My letters to Mr. and Mrs. McKesson after my return home and again as the holidays approached were full of the joy of that remarkable trip. I can't remember what I sent them for Christmas but I am sure it was something they both enjoyed. Hunt Allen and I exchanged Christmas cards. The McKessons told me about a big family party where they had seen Hunt Allen and his mother and the Fisks, and that I was mentioned several times.
Our family gatherings were enjoyable as usual. Sister Belle and Sank had a New Year's dinner for over sixty people, mostly family and connections, in the _________ of their Kinsbury Place home. Dorr & Zeller furnished part of the food and they had a waiter as well as their housemaid to serve it.

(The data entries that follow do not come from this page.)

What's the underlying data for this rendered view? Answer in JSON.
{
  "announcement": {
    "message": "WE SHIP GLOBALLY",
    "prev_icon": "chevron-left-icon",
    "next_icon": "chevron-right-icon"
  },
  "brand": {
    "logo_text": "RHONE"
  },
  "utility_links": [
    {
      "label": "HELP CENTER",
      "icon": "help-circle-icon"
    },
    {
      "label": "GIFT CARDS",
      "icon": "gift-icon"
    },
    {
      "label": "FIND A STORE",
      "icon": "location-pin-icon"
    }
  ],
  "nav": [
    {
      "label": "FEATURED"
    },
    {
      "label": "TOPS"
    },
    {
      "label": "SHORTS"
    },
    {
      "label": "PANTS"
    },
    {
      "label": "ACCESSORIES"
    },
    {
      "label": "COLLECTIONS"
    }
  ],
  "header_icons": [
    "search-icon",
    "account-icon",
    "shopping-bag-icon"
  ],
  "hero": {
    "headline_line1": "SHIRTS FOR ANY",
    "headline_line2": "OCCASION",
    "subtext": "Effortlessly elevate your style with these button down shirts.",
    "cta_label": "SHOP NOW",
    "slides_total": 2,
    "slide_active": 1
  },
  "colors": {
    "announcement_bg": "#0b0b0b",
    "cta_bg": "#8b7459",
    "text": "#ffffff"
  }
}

1910 was a big year for the Norvells and for me. I began again to go to the YWCA. I was asked to go to their headquarters on Garrison and Lucas Avenues on Thursday evenings to entertain employed women. Many of them were maids or cooks employed in fine homes and they had Thursdays off. This large house was given to the YW by "Uncle Sam Dodd.” I took a streetcar at 7:15 to go there and returned at 10:00 p.m. with perfect safety - something we would not dare do alone now! One evening in March I took with me an authentic parchment scroll the Book of Esther and a short outline of Esther. My father had bought it in Syria when he and mother were in the Holy Land in 1866. In most synagogues this book is read in March during the Feast of Purim. This created so much interest that I was asked to repeat the program so they could ask more people to come and see the scroll and hear my talk. Other evenings I talked about my travel experiences. One time I took mats for them to cross stitch. It was interesting work which I kept up till summer. It threw me with some appreciative women who had had a good meal together and were given something to think about besides their work. I am glad I was brought up to like all kinds of people.